26 et 27 mai 2020 Carreau du Temple - Paris - France La rencontre capitale des acteurs du packaging de luxe

Petite leçon de zamac by Segede

Petite leçon de zamac by Segede

Le 20/05/2019

Lors de Édition spéciale by Luxe Pack, l’orfèvre des capots, Segede Industrie, présentera son dernier bouchon en zamac galvanisé, réalisé pour le cognac XO Courvoisier. L’occasion – ou jamais – d’opérer une mise au point sur cet alliage champion en termes de naturalité et de recyclabilité qu’est le zamac.

Passé des coulisses de l’industrie mécanique aux feux de la rampe du packaging, le zamac est l’exemple même du matériau couteau suisse. Initialement utilisé pour des pièces industrielles techniques comme des carburateurs de Solex ainsi que pour façonner des récompenses militaires et sportives avant d’être récupéré en maroquinerie – où il viendra se substituer au laiton -, le zamac n’a jamais cessé d’affirmer son incroyable flexibilité. « Métallisé, galvanisé, sérigraphié, verni ou encore ciselé au laser – et bien sûr injectable à façon pour obtenir des formes sur mesure -, le zamac se prête à toutes les géométries et à toutes les techniques de parachèvement et d’embellissement », pointe Jean-Pierre Trescartes, président de Segede Industrie.

Utilisé depuis plus de quarante ans sur les segments de la parfumerie comme des vins et spiritueux, il reste pourtant relativement méconnu : « Sur les marchés du luxe, le zamac est plébiscité pour son caractère premium tant du point de vue visuel que sensoriel (poids en main, toucher métal) mais peu de personnes savent que par-delà ses qualités esthétiques, le zamac est aussi un matériau parfaitement écologique ».

Recyclable à l’infini

Démonstration : « Le zamac est d’abord un alliage constitué à 95% de zinc et pour les 5% restants de cuivre, d’aluminium et de magnésium dans des proportions variables, or ces différents minerais sont non seulement recyclables à l’infini mais ce sont également des matières premières entièrement naturelles », explique Jean-Pierre Trescartes. « Mieux : des process existent qui permettraient de recycler et de valoriser le zinc et le zamac en circuit fermé dès lors que ceux-ci n’ont pas été revêtus de vernis ». Filières qui ne demanderaient qu’un peu de (bonne) volonté financière pour être (ré)activées.

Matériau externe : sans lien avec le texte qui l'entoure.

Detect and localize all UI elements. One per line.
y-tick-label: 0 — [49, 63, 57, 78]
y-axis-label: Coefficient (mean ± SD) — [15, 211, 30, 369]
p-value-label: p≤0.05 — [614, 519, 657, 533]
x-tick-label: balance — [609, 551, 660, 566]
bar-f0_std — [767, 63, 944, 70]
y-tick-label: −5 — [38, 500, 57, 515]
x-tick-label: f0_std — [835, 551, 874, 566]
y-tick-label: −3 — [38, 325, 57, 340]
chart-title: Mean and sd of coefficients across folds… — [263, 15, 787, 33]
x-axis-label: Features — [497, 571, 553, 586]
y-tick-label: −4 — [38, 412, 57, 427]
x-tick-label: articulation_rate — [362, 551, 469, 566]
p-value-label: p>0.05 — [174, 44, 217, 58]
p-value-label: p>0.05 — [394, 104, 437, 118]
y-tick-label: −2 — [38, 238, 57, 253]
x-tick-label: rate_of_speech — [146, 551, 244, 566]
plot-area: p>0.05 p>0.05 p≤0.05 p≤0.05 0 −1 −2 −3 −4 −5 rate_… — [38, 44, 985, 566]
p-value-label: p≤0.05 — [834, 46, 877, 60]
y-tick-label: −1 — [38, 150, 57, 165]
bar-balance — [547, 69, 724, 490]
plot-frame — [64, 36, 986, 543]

Que les choses soient donc claires : en finition galvanisée (traitement par électrolyse), le zamac constitue bien une alternative 100% écologique au plastique. Reste la question des traitements de surface : « Aujourd’hui encore, de nombreuses marques privilégient les questions d’esthétique au détriment de la durabilité. Comme toute matière – vivante ou inerte -, métaux et alliages s’oxydent ce qui peut induire avec le temps un léger ternissement. Conséquence : les marques optent souvent pour des finitions à base de vernis ou de métallisation qui s’avèrent bien sûr moins écologiques ».

Shabby chic

Ce qui n’a pas été le cas de la Maison de cognac Courvoisier : contre la suprématie du tout brillant et les effets de mode (dépose de vernis colorés à effet or rose ou vieux cuivre), la Maison a en effet opté pour du galvanisé, tranchant en faveur de l’écologie. « Il n’existe pas de solution idéale », souligne Jean-Pierre Trescartes, « seulement des compromis ou plus exactement des compromis moins mauvais du point de vue environnemental que d’autres ».

Et de conclure : « À terme, il est évident que les marques ne pourront pas faire l’économie du green mais pour l’heure, en période de transition – et d’urgence -, elles sont confrontées à leurs propres contradictions ». Méconnaissance ou duplicité ? Jean-Pierre Trescartes ne se prononcera pas. Mais dans l’ambiguïté ambiante, le bijoutier ès capots, a parfois le sentiment à l’instar de nombre de ses confrères de se trouver… entre le marteau et l’enclume.